At Corn Hill Festival, the vendor in the space next to me is a Chinese man who spends most of his time sleeping and smoking. While I am packing up, he steps into my tent for the first time to look at my work.
Seeing my photograph on the cover of a copy of Rochester magazine that I have displayed, he scrunches up his face with confusion.
“What is this word? ‘Courage?’“ he asks in broken English.
I try to explain that courage is a kind of mental toughness. “It’s strength on the inside,” I say, pointing to my heart.
The man makes a guttural sound, a grunt of sorts. “You not look strong to me,” he says, pointing at my face in such a way that indicates he isn’t talking about my face so much as my personality. “You just look. . . tired.”
It’s an odd moment.
Because he’s not wrong.
Wearing crazy pants, space buns on my head, and a big smile, I’m sure I don’t look like the most courageous person in the world.

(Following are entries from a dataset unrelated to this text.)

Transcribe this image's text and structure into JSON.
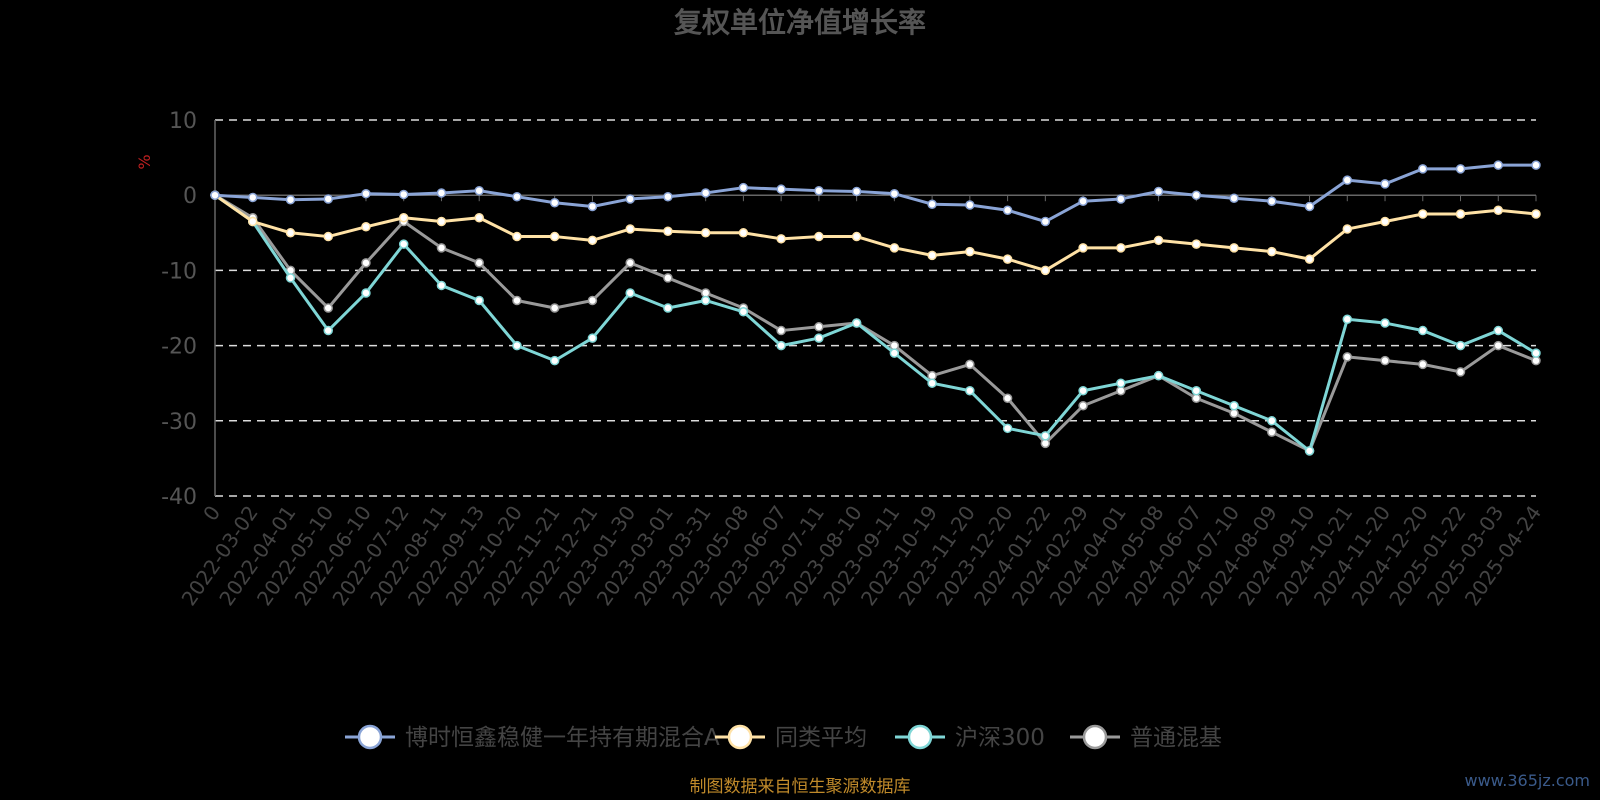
{
  "chart_data": {
    "type": "line",
    "title": "复权单位净值增长率",
    "ylabel": "%",
    "ylim": [
      -40,
      10
    ],
    "yticks": [
      10,
      0,
      -10,
      -20,
      -30,
      -40
    ],
    "xticks": [
      "0",
      "2022-03-02",
      "2022-04-01",
      "2022-05-10",
      "2022-06-10",
      "2022-07-12",
      "2022-08-11",
      "2022-09-13",
      "2022-10-20",
      "2022-11-21",
      "2022-12-21",
      "2023-01-30",
      "2023-03-01",
      "2023-03-31",
      "2023-05-08",
      "2023-06-07",
      "2023-07-11",
      "2023-08-10",
      "2023-09-11",
      "2023-10-19",
      "2023-11-20",
      "2023-12-20",
      "2024-01-22",
      "2024-02-29",
      "2024-04-01",
      "2024-05-08",
      "2024-06-07",
      "2024-07-10",
      "2024-08-09",
      "2024-09-10",
      "2024-10-21",
      "2024-11-20",
      "2024-12-20",
      "2025-01-22",
      "2025-03-03",
      "2025-04-24"
    ],
    "grid": "dashed horizontal",
    "legend_position": "bottom",
    "series": [
      {
        "name": "博时恒鑫稳健一年持有期混合A",
        "color": "#8aa4d6",
        "values": [
          0,
          -0.3,
          -0.6,
          -0.5,
          0.2,
          0.1,
          0.3,
          0.6,
          -0.2,
          -1.0,
          -1.5,
          -0.5,
          -0.2,
          0.3,
          1.0,
          0.8,
          0.6,
          0.5,
          0.2,
          -1.2,
          -1.3,
          -2.0,
          -3.5,
          -0.8,
          -0.5,
          0.5,
          0.0,
          -0.4,
          -0.8,
          -1.5,
          2.0,
          1.5,
          3.5,
          3.5,
          4.0,
          4.0
        ]
      },
      {
        "name": "同类平均",
        "color": "#ffe2a6",
        "values": [
          0,
          -3.5,
          -5.0,
          -5.5,
          -4.2,
          -3.0,
          -3.5,
          -3.0,
          -5.5,
          -5.5,
          -6.0,
          -4.5,
          -4.8,
          -5.0,
          -5.0,
          -5.8,
          -5.5,
          -5.5,
          -7.0,
          -8.0,
          -7.5,
          -8.5,
          -10.0,
          -7.0,
          -7.0,
          -6.0,
          -6.5,
          -7.0,
          -7.5,
          -8.5,
          -4.5,
          -3.5,
          -2.5,
          -2.5,
          -2.0,
          -2.5
        ]
      },
      {
        "name": "沪深300",
        "color": "#7fd6d6",
        "values": [
          0,
          -3.5,
          -11.0,
          -18.0,
          -13.0,
          -6.5,
          -12.0,
          -14.0,
          -20.0,
          -22.0,
          -19.0,
          -13.0,
          -15.0,
          -14.0,
          -15.5,
          -20.0,
          -19.0,
          -17.0,
          -21.0,
          -25.0,
          -26.0,
          -31.0,
          -32.0,
          -26.0,
          -25.0,
          -24.0,
          -26.0,
          -28.0,
          -30.0,
          -34.0,
          -16.5,
          -17.0,
          -18.0,
          -20.0,
          -18.0,
          -21.0
        ]
      },
      {
        "name": "普通混基",
        "color": "#9a9a9a",
        "values": [
          0,
          -3.0,
          -10.0,
          -15.0,
          -9.0,
          -3.5,
          -7.0,
          -9.0,
          -14.0,
          -15.0,
          -14.0,
          -9.0,
          -11.0,
          -13.0,
          -15.0,
          -18.0,
          -17.5,
          -17.0,
          -20.0,
          -24.0,
          -22.5,
          -27.0,
          -33.0,
          -28.0,
          -26.0,
          -24.0,
          -27.0,
          -29.0,
          -31.5,
          -34.0,
          -21.5,
          -22.0,
          -22.5,
          -23.5,
          -20.0,
          -22.0
        ]
      }
    ]
  },
  "source_note": "制图数据来自恒生聚源数据库",
  "watermark": "www.365jz.com"
}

But the truth is I’ve survived some really difficult times: rape, a brain injury, the loss of my marriage, my home, my neighbors, my community, the people I thought were my friends.
For many years now, like an ant in a storm, I’ve worked to rebuild.

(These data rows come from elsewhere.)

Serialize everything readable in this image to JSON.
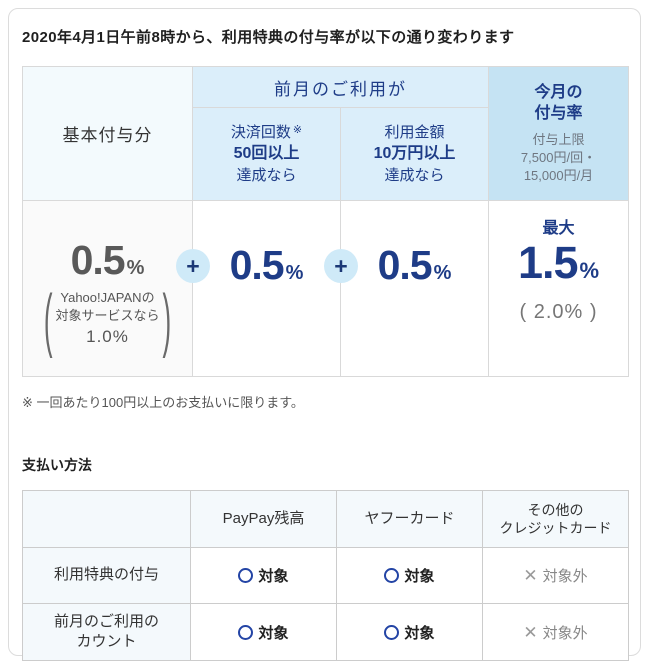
{
  "colors": {
    "navy_text": "#1e3c87",
    "header_light_blue_bg": "#dbeefa",
    "header_medium_blue_bg": "#c5e3f3",
    "base_header_bg": "#f3fafd",
    "plus_circle_bg": "#cfeaf8",
    "gray_number": "#595959",
    "muted_gray": "#767676",
    "circle_mark_blue": "#2344a5"
  },
  "title": "2020年4月1日午前8時から、利用特典の付与率が以下の通り変わります",
  "rate_table": {
    "base_header": "基本付与分",
    "prev_month_header": "前月のご利用が",
    "condition1": {
      "name": "決済回数",
      "mark": "※",
      "amount": "50回以上",
      "suffix": "達成なら"
    },
    "condition2": {
      "name": "利用金額",
      "amount": "10万円以上",
      "suffix": "達成なら"
    },
    "this_month": {
      "title": "今月の\n付与率",
      "cap": "付与上限\n7,500円/回・\n15,000円/月"
    },
    "base_value": {
      "number": "0.5",
      "unit": "%",
      "paren_open": "(",
      "paren_close": ")",
      "note_line1": "Yahoo!JAPANの",
      "note_line2": "対象サービスなら",
      "note_value": "1.0%"
    },
    "plus": "+",
    "value1": {
      "number": "0.5",
      "unit": "%"
    },
    "value2": {
      "number": "0.5",
      "unit": "%"
    },
    "total": {
      "label": "最大",
      "number": "1.5",
      "unit": "%",
      "alt": "( 2.0% )"
    }
  },
  "footnote": "※ 一回あたり100円以上のお支払いに限ります。",
  "payment": {
    "heading": "支払い方法",
    "cross_glyph": "✕",
    "columns": [
      "PayPay残高",
      "ヤフーカード",
      "その他の\nクレジットカード"
    ],
    "rows": [
      {
        "label": "利用特典の付与",
        "cells": [
          {
            "text": "対象"
          },
          {
            "text": "対象"
          },
          {
            "text": "対象外"
          }
        ]
      },
      {
        "label": "前月のご利用の\nカウント",
        "cells": [
          {
            "text": "対象"
          },
          {
            "text": "対象"
          },
          {
            "text": "対象外"
          }
        ]
      }
    ]
  }
}
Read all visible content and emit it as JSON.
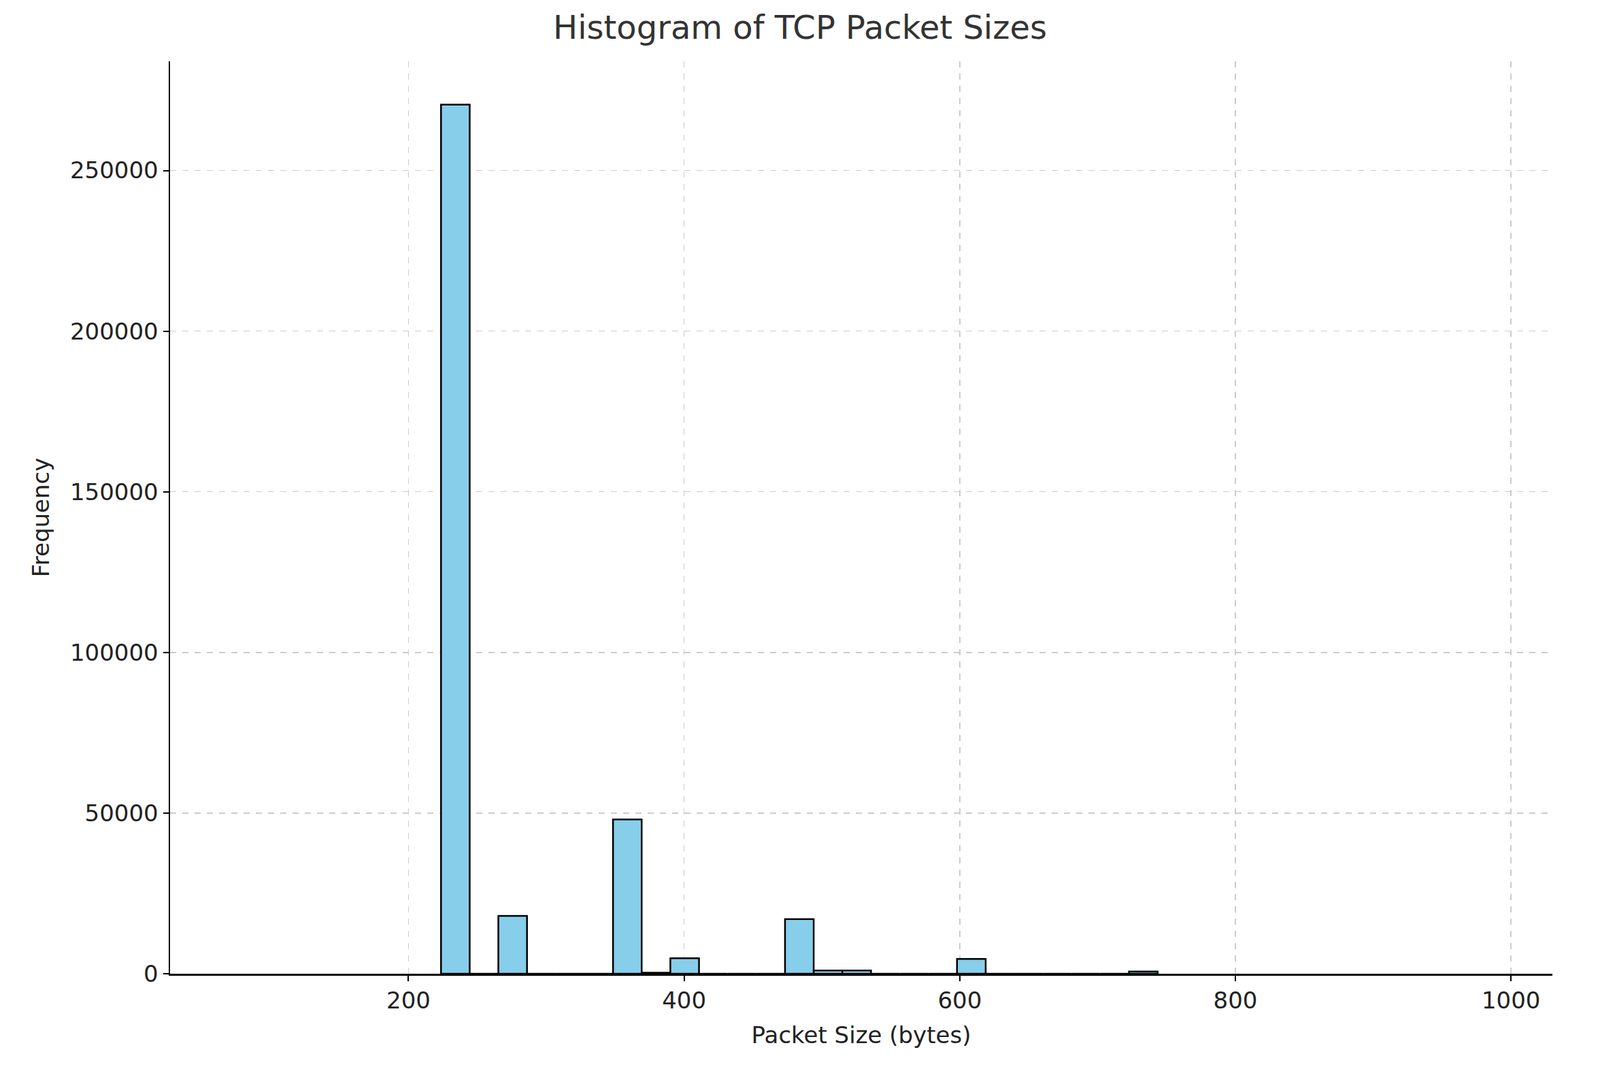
{
  "chart_data": {
    "type": "histogram",
    "title": "Histogram of TCP Packet Sizes",
    "x_label": "Packet Size (bytes)",
    "y_label": "Frequency",
    "bins": [
      223.6,
      244.4,
      265.2,
      286.0,
      306.8,
      327.6,
      348.4,
      369.2,
      390.0,
      410.8,
      431.6,
      452.4,
      473.2,
      494.0,
      514.8,
      535.6,
      556.4,
      577.2,
      598.0,
      618.8,
      639.6,
      660.4,
      681.2,
      702.0,
      722.8,
      743.6
    ],
    "values": [
      270500,
      0,
      18000,
      0,
      0,
      0,
      48000,
      300,
      4800,
      0,
      0,
      0,
      17000,
      1000,
      1000,
      0,
      0,
      0,
      4600,
      0,
      0,
      0,
      0,
      0,
      700
    ],
    "color": "#87ceeb",
    "xlim": [
      27,
      1030
    ],
    "xticks": [
      200,
      400,
      600,
      800,
      1000
    ],
    "ylim": [
      0,
      284000
    ],
    "yticks": [
      0,
      50000,
      100000,
      150000,
      200000,
      250000
    ],
    "grid": true
  }
}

I know that people see me as creative and resilient. They see my house, my car. They see me pushing myself to meet new people and try new activities. They see I’m making money and running a business — and they assume I’m ‘fine.’
And most of the time, I am.
But the truth is I am exhausted.
Exhausted by a lifetime of trying too hard, of not letting go, and too much looking back. Exhausted by the stupid things I do — the accidents I cause, the poor choices I make. It weighs me down.
It’s tiring having to be strong all the dang time.
I know everyone is going through something, that I’m not special.
But I’d gladly trade all this mental toughness for a good long cry, followed by a nice long nap in the arms of a lover.
If you ask me, courage is overrated.
What’s got you feeling weighed down and what would make you feel better?